Mr. Speaker, given the extremely serious nature of your rulings yesterday, could the House leader confirm that the government will fully comply with the rulings? Will he pledge that the Conservative members on the Procedure and House Affairs Committee will try not to disrupt or filibuster the work of the committee? Very specifically, will he tell us when we can expect to receive all of the documents that the House has ordered the government to turn over?

In the case of the motion relating to the costs on F-35 fighter jets, corporate tax cuts and the government's law and order agenda, it is important for Canadians to know and to remember that the original request for this information and these financial details was made on November 17, many months ago. We are now in a situation where there is simply no justification for any further delays.

Business of the House
Oral Questions

3:10 p.m.

Ottawa West—Nepean
Ontario

Conservative

John Baird Leader of the Government in the House of Commons

Mr. Speaker, with respect to your ruling yesterday, we are working right now as we speak to comply on that issue and we will be responding in short order.

We will continue debate today on the Bloc opposition motion that began this morning.

Tomorrow, we will call for third reading of Bill C-55, the new veterans charter bill. I appreciate that there has been support for the passage of that bill. It is important for Canada's veterans and I am pleased that we have been able to come together on that.

Following Bill C-55, if time permits, we would debate Bill C-54, protecting children from sexual predators; Bill S-7, the justice for victims of terrorism; Bill C-8, the Canada-Jordan free trade agreement; Bill C-12, the democratic representation bill, which is an important bill for my premier in Ontario and particularly for the people in both Alberta and British Columbia; Bill C-46, the Canada-Panama free trade agreement; Bill C-57, improving trade within Canada; Bill C-43, RCMP modernization; Bill C-52, investigating and preventing criminal electronic communications; and Bill C-50, improving access to investigative tools for serious crime.

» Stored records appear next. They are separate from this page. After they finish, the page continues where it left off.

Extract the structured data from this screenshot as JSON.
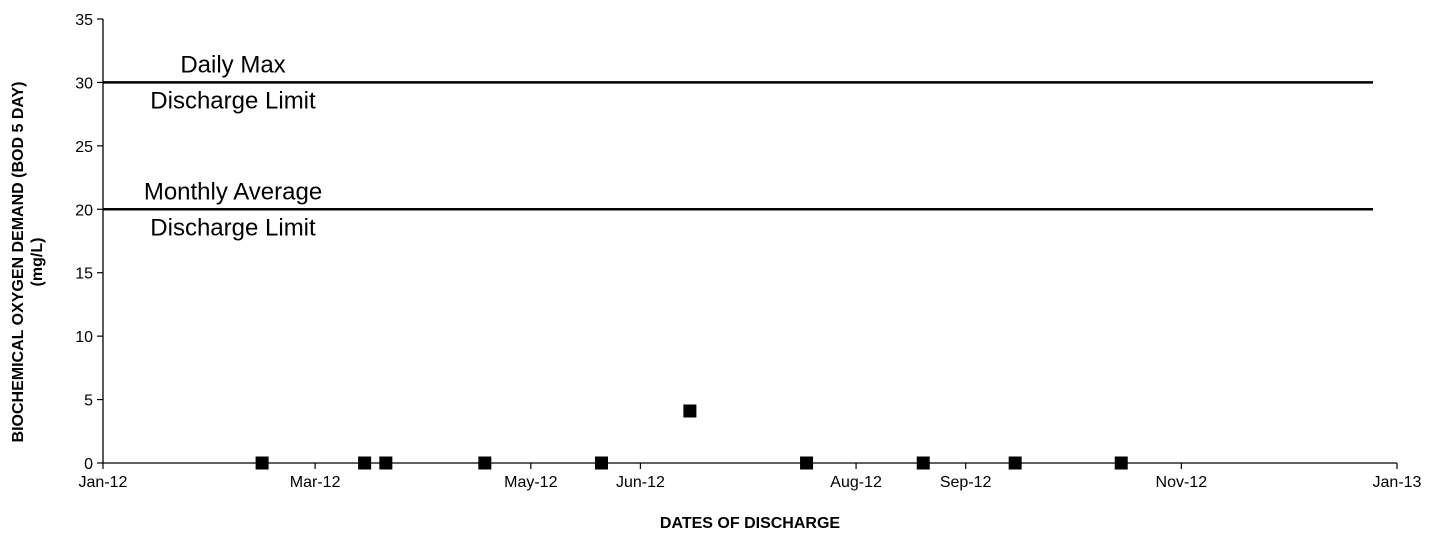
{
  "chart_data": {
    "type": "scatter",
    "title": "",
    "xlabel": "DATES OF DISCHARGE",
    "ylabel_lines": [
      "BIOCHEMICAL OXYGEN DEMAND (BOD 5 DAY)",
      "(mg/L)"
    ],
    "x_scale": "date",
    "xlim": [
      "2012-01-01",
      "2013-01-01"
    ],
    "x_tick_values": [
      "2012-01-01",
      "2012-03-01",
      "2012-05-01",
      "2012-06-01",
      "2012-08-01",
      "2012-09-01",
      "2012-11-01",
      "2013-01-01"
    ],
    "x_tick_labels": [
      "Jan-12",
      "Mar-12",
      "May-12",
      "Jun-12",
      "Aug-12",
      "Sep-12",
      "Nov-12",
      "Jan-13"
    ],
    "ylim": [
      0,
      35
    ],
    "y_ticks": [
      0,
      5,
      10,
      15,
      20,
      25,
      30,
      35
    ],
    "grid": false,
    "legend": "none",
    "series": [
      {
        "marker": "square",
        "color": "#000000",
        "points": [
          {
            "x": "2012-02-15",
            "y": 0
          },
          {
            "x": "2012-03-15",
            "y": 0
          },
          {
            "x": "2012-03-21",
            "y": 0
          },
          {
            "x": "2012-04-18",
            "y": 0
          },
          {
            "x": "2012-05-21",
            "y": 0
          },
          {
            "x": "2012-06-15",
            "y": 4.1
          },
          {
            "x": "2012-07-18",
            "y": 0
          },
          {
            "x": "2012-08-20",
            "y": 0
          },
          {
            "x": "2012-09-15",
            "y": 0
          },
          {
            "x": "2012-10-15",
            "y": 0
          }
        ]
      }
    ],
    "limit_lines": [
      {
        "y": 30,
        "style": "solid",
        "label_top": "Daily Max",
        "label_bottom": "Discharge Limit"
      },
      {
        "y": 20,
        "style": "solid",
        "label_top": "Monthly Average",
        "label_bottom": "Discharge Limit"
      }
    ]
  }
}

With respect to the business for next week, I will be, among other places, working hard in my constituency for the people of Ottawa West--Nepean.

Sit-in at Hill Office of Indian Affairs Minister
Privilege
Oral Questions

3:10 p.m.

Vancouver Island North
B.C.

Conservative

John Duncan Minister of Indian Affairs and Northern Development

Mr. Speaker, I rise today on a question of privilege in regard to a disturbing event that took place yesterday in my office at the Confederation Building.

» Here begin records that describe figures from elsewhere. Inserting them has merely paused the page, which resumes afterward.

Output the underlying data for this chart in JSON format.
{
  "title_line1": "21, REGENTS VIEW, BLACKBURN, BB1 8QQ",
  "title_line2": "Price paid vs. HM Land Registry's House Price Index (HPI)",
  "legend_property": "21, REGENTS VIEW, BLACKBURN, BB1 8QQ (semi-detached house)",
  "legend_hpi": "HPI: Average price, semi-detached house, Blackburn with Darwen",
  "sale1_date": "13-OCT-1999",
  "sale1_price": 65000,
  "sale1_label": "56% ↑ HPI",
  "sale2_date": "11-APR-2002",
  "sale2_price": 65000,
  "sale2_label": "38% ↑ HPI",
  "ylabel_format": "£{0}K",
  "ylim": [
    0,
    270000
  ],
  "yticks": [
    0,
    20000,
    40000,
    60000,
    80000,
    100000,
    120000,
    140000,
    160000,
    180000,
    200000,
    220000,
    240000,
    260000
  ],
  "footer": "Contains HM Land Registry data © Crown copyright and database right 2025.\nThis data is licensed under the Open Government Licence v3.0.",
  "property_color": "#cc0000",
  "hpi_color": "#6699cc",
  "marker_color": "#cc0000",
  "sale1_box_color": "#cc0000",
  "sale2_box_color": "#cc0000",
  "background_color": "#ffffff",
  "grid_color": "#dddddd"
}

The stunt was orchestrated by the NDP member for Churchill. It was what I would call a very serious breach of trust among those of us in the House and a breach of privilege because the employees in my office were prevented from doing their work. It is a cause for concern for even members of the other place.

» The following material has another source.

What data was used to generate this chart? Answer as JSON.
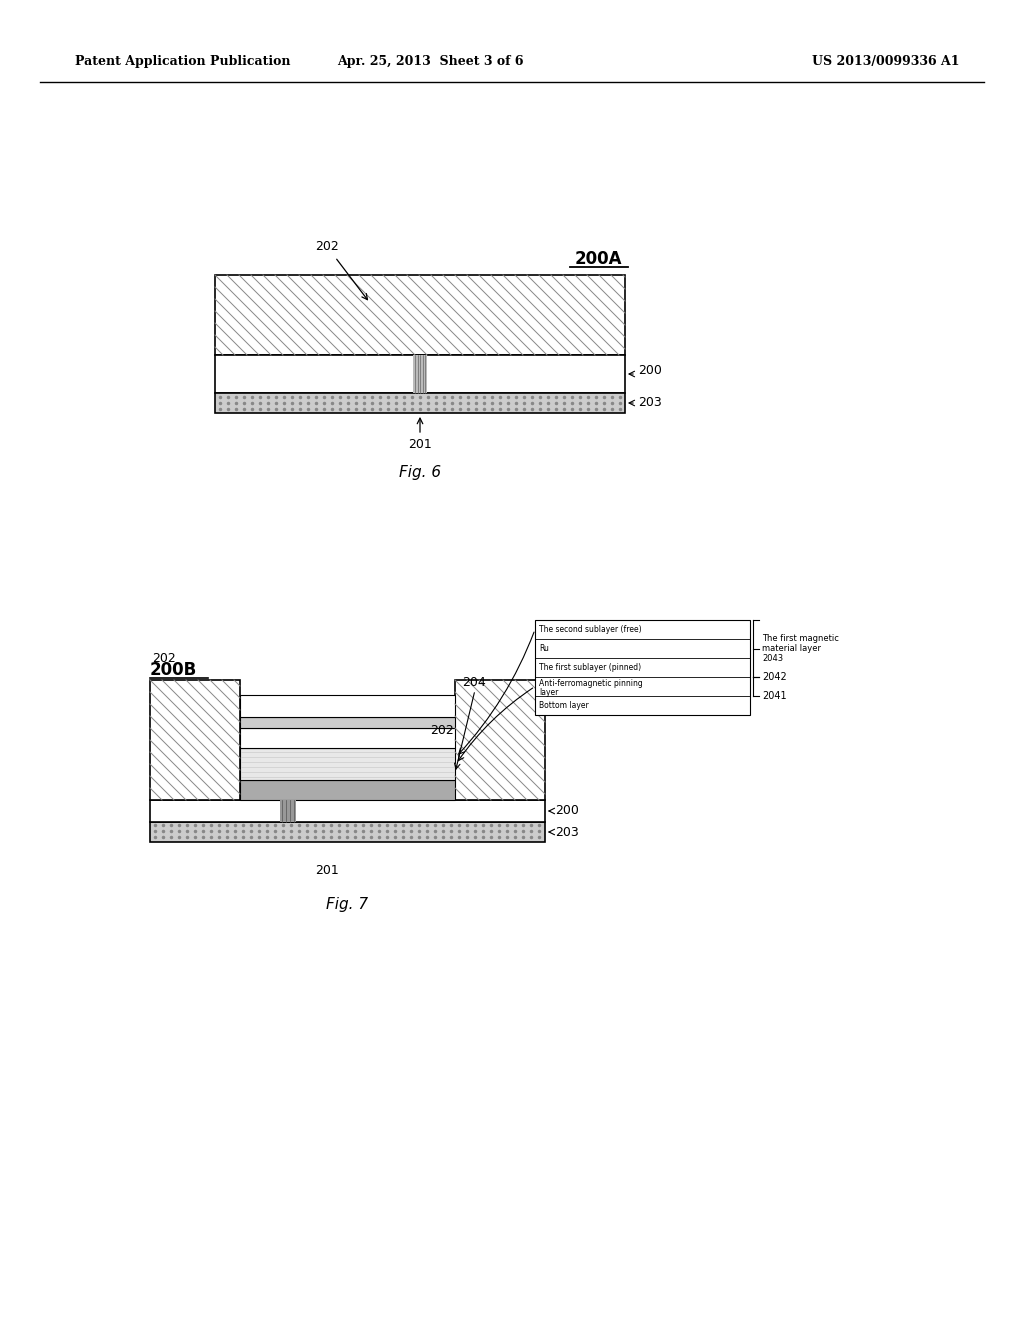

With a number of media outlets and their cameras in tow, the NDP member of Parliament helped orchestrate a protest and sit-in in my office. While her guests occupied my office, she pressed my staff for an immediate meeting and played up this shocking incident for the cameras.

Not for one minute am I attempting to minimize the concerns of those people who occupied my office. I understand their concerns and my staff has indicated that we will work with them. However, I am truly troubled that a member of this House would orchestrate the takeover of another member's office and make a member's staff uncomfortable as a result of this breach.

Security was eventually called to help clear out the office without incident but, frankly, there is no assurance that such a stunt will not happen again in my office or in any other member's office in this place or in the other place.

Mr. Speaker, I would ask that you to look into this serious matter from a security standpoint, as well as a privilege standpoint for members. It was wrong, it was a violation of my office and my staff, and I do not think the member would think twice about doing it again.

One month ago, the same member asked me for a meeting. She received a one hour meeting within short order. I thought we had established a relationship.

This is the first time in my 15 years in this place that I have ever been subject to such an incident. The behaviour of the NDP member for Churchill is not worthy of an elected member of Parliament.